The happiest countries:
happy4 <- happy3 %>%
arrange( desc(Happiness))
head(happy4)
## Country Region Happiness GDPperCapita Population TotalGDP
## 1 Costa Rica 1 8.5 10180 4.33 44079.4
## 2 Denmark 2 8.1 33973 5.42 184133.7
## 3 Ireland 2 8.1 38505 4.16 160180.8
## 4 Norway 2 8.1 41420 4.62 191360.4
## 5 Canada 2 8.0 33375 32.31 1078346.2
## 6 Finland 2 8.0 32153 5.25 168803.2
happy5 <- happy3 %>%
arrange( desc(TotalGDP)) %>%
select(Country, TotalGDP, Happiness)
head(happy5)
## Country TotalGDP Happiness
## 1 United States of America 12420804 7.9
## 2 China 8814506 6.7
## 3 Japan 3994985 6.8
## 4 India 3778490 5.5
## 5 Germany 2429649 7.2
## 6 United Kingdom 2001925 7.4
In the last section, we built on the skills we had already developed in order to find the happiest countries in one particular region. But what if we wanted to compare happiness across all the regions, on average?
We can do this by creating a grouped summary. First we group our data by one variable (e.g. Region), and then we summarize each region (e.g. with the average happiness in that region).

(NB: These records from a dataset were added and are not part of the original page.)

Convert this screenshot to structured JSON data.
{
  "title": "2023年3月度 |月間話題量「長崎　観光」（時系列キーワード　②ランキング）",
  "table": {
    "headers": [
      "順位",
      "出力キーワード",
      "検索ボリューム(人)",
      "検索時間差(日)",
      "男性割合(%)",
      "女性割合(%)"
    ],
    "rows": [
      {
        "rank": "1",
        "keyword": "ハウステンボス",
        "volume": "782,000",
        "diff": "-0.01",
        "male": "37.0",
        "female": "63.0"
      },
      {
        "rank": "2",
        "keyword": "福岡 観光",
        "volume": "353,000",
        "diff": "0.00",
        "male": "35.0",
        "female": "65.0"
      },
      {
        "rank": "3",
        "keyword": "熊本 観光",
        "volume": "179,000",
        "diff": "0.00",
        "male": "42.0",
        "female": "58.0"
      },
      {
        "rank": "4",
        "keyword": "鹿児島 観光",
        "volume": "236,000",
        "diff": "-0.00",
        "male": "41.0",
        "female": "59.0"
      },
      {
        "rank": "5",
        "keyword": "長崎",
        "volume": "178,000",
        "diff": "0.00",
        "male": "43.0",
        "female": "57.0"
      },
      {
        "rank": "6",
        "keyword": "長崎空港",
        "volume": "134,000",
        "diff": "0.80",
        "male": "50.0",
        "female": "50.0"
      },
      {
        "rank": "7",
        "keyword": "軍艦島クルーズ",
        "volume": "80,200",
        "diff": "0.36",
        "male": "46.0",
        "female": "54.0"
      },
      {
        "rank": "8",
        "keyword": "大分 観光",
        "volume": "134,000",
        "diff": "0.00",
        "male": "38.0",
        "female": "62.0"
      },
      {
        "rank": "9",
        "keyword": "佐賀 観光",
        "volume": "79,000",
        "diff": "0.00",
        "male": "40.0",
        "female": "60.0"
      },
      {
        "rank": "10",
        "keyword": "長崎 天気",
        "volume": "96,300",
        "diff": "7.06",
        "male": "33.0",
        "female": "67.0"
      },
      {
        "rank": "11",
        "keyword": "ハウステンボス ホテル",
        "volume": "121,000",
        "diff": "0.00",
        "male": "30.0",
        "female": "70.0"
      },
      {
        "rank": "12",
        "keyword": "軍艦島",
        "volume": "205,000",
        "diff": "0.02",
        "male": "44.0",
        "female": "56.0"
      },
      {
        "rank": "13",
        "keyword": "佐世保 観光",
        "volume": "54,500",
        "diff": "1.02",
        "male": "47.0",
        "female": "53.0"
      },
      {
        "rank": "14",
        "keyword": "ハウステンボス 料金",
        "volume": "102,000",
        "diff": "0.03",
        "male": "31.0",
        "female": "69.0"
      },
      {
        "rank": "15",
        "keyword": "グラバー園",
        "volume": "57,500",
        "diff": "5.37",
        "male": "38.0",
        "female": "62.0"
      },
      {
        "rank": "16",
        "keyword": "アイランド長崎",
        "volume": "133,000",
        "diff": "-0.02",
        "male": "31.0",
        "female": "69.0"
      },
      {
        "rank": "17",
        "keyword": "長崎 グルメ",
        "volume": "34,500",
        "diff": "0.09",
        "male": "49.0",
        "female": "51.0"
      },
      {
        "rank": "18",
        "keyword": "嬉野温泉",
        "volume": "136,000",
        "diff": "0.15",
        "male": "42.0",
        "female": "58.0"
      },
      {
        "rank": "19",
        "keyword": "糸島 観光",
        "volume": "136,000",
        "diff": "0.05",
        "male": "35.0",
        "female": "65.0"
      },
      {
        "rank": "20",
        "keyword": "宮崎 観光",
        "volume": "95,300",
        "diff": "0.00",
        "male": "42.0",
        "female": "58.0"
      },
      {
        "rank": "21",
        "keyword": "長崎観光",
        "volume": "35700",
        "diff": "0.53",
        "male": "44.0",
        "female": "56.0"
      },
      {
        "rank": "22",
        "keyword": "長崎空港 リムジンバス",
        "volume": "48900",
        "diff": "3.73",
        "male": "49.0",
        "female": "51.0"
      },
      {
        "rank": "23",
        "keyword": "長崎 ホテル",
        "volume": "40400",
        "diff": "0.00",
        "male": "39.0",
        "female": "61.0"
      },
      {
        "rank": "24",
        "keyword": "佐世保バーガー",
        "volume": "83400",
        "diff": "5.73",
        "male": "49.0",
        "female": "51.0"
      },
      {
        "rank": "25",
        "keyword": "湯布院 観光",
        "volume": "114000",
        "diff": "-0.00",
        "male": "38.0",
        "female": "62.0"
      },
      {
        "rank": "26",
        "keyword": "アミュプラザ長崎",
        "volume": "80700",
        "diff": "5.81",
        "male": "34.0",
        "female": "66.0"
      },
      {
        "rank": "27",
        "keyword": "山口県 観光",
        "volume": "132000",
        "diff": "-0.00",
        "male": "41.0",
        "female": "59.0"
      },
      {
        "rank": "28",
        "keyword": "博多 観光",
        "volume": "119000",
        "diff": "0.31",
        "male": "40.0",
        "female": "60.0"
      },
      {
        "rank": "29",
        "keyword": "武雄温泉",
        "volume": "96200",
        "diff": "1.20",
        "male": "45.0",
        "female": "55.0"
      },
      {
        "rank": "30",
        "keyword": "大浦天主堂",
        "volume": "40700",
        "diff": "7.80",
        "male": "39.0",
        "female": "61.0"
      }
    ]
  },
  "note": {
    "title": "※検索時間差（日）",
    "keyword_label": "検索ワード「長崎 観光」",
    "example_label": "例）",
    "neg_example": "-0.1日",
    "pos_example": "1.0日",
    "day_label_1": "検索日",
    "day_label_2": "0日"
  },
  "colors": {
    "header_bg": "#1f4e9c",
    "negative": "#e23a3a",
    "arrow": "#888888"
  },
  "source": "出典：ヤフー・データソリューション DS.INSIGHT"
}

Here's what the code looks like:
happy_planet %>%
group_by(Region) %>%
summarize(AverageHappy = mean(Happiness))
## # A tibble: 7 x 2
## Region AverageHappy
## <int> <dbl>
## 1 1 6.91
## 2 2 7.55
## 3 3 5.99
## 4 4 4.05
## 5 5 5.59
## 6 6 6.32
## 7 7 5.74
Suppose we want to do multiple tasks at once. It got a little clunky to try to keep creating multiple data sets-- happy2, happy3, happy4, etc.
What if we could put everything in order and have R go through all the steps at once?
We can.
For instance, if we wanted to focus on Western countries and look at the total GDP of the happiest countries, we could do so:
happy_final <- happy_planet %>%
filter(Region == 2) %>%
mutate(TotalGDP = GDPperCapita * Population ) %>%
arrange( desc(Happiness)) %>%
select(Country, TotalGDP, Happiness)
head(happy_final)
## Country TotalGDP Happiness
## 1 Denmark 184133.7 8.1
## 2 Ireland 160180.8 8.1
## 3 Norway 191360.4 8.1
## 4 Canada 1078346.2 8.0
## 5 Finland 168803.2 8.0
## 6 Australia 648597.6 7.9
Getting your data set up in R can be challenging, but there are a few functions that help make things tidier.
- View: view your data in a separate tab
- select: choose variables
- filter: choose cases
- mutate: create new variables
- group_by and summarize: create grouped summaries
- %>%: speed up your workflow
- Input the data set "HomesForSale" from the Lock5 website (http://www.lock5stat.com/datasets/HomesForSale.csv).
- Filter your data to only look at homes with fewer than 5 bedrooms.
- Create a new variable to measure the price-to-size ratio. In other words, let PricePerArea = Price / Size.
- Use a grouped summary to find the average price per square foot in each of the four states. Which state has the most expensive houses per square foot?